Stones taught me to fly
Day pupils were expected to arrive no later than ten to eight in order to have books and other things necessary for the day sorted before chapel at ten past eight. The traffic through south Co Dublin in the years before the motorway was so heavy that leaving the arrival until ten to eight might mean not arriving at the school before chapel had begun. Thus it was that at half past six each morning the alarm clock would ring and between seven o’clock and ten past seven we would leave the house for an eight mile journey that would take half an hour on a good day. Numerous routes were tried, but none proved quicker than sitting in the traffic jams and rolling slowly toward the destination.

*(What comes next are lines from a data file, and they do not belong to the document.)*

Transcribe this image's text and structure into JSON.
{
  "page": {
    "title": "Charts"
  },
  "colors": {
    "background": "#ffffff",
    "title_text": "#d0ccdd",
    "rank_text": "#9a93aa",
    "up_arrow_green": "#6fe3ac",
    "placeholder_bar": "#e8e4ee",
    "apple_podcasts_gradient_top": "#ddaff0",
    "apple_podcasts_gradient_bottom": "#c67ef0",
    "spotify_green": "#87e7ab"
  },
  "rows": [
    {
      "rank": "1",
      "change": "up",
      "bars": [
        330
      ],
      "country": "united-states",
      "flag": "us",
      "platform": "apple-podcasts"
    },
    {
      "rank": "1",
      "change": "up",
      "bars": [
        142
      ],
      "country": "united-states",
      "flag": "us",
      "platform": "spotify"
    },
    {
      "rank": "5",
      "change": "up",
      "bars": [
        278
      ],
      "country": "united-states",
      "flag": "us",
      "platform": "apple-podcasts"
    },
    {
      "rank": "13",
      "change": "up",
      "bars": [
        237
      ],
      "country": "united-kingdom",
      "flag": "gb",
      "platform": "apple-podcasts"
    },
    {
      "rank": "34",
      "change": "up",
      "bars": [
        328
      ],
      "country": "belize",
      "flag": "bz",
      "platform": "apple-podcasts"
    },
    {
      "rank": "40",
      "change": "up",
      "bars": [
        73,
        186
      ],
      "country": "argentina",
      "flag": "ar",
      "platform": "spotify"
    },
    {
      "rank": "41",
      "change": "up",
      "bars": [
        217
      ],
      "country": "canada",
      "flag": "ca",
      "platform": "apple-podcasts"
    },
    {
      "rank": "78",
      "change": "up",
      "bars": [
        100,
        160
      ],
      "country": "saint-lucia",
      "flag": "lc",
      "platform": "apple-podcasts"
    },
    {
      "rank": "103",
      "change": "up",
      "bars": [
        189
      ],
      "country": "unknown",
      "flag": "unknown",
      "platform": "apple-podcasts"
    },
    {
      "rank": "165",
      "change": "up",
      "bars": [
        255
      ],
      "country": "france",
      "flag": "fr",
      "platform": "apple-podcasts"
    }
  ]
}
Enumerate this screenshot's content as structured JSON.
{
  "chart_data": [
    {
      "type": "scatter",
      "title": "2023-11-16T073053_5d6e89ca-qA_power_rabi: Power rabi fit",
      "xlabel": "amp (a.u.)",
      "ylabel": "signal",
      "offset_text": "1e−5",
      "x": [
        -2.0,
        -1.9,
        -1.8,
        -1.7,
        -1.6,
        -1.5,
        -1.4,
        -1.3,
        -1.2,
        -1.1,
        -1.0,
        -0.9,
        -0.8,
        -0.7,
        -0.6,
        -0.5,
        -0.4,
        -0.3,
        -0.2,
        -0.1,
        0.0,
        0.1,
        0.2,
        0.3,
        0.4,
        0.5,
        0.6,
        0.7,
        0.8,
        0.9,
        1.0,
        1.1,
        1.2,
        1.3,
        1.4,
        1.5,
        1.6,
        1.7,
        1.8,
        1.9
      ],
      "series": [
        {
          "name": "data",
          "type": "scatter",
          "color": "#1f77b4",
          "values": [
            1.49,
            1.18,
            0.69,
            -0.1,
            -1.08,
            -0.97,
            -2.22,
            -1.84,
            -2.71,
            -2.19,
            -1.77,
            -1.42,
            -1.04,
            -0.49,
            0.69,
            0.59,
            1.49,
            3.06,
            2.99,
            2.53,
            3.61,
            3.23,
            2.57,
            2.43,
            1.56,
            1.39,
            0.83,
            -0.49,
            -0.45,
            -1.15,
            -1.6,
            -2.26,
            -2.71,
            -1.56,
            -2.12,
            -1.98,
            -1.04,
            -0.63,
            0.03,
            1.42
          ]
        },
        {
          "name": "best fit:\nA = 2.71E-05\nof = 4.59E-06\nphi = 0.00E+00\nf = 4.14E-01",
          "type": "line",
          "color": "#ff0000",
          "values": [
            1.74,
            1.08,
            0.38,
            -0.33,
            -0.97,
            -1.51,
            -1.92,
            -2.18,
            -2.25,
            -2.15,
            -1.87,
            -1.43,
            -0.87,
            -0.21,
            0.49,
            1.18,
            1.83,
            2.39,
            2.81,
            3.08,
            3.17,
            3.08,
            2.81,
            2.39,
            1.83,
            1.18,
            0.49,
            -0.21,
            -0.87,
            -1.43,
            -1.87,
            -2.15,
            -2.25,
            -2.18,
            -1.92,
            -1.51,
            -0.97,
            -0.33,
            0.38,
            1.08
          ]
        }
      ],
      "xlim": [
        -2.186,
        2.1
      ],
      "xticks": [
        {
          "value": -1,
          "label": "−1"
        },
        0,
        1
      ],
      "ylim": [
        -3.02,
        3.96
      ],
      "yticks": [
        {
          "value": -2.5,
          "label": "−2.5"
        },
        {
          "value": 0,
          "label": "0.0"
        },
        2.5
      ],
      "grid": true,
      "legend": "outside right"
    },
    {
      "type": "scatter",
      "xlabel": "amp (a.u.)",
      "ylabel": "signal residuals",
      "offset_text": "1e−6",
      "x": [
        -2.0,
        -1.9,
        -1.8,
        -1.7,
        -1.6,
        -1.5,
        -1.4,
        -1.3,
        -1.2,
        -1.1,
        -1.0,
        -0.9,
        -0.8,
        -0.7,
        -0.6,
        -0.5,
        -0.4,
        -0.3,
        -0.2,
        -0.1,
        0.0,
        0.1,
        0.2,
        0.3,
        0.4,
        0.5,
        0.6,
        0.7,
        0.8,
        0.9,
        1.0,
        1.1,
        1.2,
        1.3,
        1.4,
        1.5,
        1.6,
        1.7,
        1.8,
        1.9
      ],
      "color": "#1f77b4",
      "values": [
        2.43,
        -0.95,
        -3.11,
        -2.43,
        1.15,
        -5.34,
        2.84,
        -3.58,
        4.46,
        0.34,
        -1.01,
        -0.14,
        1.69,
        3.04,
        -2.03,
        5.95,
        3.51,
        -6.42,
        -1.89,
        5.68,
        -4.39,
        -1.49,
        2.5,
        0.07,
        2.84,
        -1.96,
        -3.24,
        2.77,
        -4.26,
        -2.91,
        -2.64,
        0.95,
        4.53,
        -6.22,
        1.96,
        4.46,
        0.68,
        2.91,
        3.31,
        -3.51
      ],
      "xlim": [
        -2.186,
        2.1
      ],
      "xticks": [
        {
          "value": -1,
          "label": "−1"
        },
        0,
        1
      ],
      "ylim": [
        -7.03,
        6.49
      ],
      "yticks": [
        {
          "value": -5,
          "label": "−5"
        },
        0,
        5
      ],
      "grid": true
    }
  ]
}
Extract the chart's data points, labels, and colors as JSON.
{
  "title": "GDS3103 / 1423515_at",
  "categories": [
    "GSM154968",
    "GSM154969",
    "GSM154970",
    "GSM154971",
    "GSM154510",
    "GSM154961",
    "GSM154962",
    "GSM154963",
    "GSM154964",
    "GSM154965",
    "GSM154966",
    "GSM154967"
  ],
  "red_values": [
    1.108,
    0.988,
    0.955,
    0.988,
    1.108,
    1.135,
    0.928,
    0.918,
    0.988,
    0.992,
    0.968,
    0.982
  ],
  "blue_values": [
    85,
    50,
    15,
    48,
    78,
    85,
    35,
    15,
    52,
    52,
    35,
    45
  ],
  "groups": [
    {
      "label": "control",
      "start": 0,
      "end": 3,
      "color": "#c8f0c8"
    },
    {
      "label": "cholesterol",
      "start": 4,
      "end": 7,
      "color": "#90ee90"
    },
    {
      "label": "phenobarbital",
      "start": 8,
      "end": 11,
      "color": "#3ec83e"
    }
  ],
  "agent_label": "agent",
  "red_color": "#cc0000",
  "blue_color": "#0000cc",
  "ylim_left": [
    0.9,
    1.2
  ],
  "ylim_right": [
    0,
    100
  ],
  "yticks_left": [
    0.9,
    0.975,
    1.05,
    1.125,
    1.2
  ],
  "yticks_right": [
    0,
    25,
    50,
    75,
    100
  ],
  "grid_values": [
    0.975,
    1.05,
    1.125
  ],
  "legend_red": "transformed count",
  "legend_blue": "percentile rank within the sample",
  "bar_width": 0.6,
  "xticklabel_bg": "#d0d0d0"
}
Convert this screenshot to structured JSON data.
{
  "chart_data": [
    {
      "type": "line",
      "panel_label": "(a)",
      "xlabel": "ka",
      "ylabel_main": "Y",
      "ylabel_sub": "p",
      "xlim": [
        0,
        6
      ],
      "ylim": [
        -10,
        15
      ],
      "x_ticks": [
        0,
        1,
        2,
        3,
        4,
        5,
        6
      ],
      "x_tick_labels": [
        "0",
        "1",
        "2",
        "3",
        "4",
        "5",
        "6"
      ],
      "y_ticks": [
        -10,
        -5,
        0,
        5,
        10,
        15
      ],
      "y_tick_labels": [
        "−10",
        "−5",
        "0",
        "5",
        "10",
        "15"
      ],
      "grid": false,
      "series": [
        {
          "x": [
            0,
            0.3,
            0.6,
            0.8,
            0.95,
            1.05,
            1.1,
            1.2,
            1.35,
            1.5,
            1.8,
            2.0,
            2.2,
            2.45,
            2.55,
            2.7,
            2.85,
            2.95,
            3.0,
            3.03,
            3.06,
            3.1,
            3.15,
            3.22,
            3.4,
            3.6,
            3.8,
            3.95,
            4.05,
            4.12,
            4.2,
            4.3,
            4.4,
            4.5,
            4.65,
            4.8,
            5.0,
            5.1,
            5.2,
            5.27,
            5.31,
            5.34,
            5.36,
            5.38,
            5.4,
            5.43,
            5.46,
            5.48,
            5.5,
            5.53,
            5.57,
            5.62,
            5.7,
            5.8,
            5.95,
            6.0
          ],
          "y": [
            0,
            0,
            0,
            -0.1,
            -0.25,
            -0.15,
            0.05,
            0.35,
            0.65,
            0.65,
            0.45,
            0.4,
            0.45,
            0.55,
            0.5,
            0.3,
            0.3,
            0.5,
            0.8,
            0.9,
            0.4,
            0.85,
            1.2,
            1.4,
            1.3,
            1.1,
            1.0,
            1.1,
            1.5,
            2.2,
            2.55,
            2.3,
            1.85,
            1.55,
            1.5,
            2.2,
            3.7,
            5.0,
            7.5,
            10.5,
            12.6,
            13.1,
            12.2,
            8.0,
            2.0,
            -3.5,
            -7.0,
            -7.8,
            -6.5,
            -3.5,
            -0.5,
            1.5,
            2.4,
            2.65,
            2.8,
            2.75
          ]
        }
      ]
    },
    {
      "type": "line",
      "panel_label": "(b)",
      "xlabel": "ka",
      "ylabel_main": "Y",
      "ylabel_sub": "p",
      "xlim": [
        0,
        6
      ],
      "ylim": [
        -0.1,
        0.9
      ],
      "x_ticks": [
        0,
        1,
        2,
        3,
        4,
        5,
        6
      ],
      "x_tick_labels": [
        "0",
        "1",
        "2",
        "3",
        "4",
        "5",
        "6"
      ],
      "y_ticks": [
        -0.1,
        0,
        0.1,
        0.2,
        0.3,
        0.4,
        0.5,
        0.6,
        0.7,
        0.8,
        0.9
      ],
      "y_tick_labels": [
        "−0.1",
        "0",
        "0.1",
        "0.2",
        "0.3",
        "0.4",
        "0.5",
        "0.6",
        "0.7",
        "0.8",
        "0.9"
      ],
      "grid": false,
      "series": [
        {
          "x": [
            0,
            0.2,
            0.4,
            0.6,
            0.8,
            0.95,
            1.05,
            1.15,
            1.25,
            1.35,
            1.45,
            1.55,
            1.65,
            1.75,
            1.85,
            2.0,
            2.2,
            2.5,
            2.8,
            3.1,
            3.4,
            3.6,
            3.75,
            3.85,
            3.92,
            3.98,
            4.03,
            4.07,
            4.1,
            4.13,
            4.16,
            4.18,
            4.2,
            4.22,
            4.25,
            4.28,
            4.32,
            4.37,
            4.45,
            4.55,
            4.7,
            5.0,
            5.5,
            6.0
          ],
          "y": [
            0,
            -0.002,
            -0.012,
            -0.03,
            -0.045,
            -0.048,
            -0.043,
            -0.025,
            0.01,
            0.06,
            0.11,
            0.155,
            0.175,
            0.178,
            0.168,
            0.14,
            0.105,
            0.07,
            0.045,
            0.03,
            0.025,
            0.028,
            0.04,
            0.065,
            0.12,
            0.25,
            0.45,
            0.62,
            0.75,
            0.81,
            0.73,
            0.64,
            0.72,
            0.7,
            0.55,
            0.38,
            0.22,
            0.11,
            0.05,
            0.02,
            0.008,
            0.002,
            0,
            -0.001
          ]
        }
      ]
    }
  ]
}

Music became an important accompaniment for the journey, particularly the drive back when there was no-one to whom to talk.
It was the 2001-2002 academic year and a station called Lite FM had begun to broadcast in Dublin, their target listenership was those aged over-35, so being 41 at the time, I seemed perfectly aged for the music they played. There was a mix of chart and classic music, but, as the station’s name would suggest, there was nothing that would grate with a more middle-aged audience.
The school run during the winter months was difficult, daylight comes late in Dublin and there were many hours spent following the tail lights of the car in front through the gloom of the dawn twilight.
One song played by Lite FM remains fresh in the memory. Released in February 2002, perhaps it coincided with the returning light after Saint Brigid’s Day. Sung by the Irish singer Damien Rice,”Cannonball” was a song that expressed paradoxes. The refrain goes:
Stones taught me to fly
Love ‒ it taught me to lie
Life ‒ it taught me to die
So it’s not hard to fall
When you float like a cannonball
Perhaps the song’s appeal lay in the voice of Rice, perhaps in the distinctive music to which the words were set, perhaps in the poetry of the lyrics; perhaps there was something deeper.
Life seemed paradoxical. Driving a little Nissan Micra through clogged arterial roads in order to reach the most expensive school in the state seemed paradoxical; continuing to try to minister in a parish in a 19th Century way in the new 21st Century seemed paradoxical; much of what had been learned over the previous fifteen years seemed filled with contradictions and paradoxes.
Hearing “Cannonball” now is a reminder of all the paradoxes since, the psychological realities that may discomfit, the internal contradictions that need to be faced, the moments when one is not waving but drowning.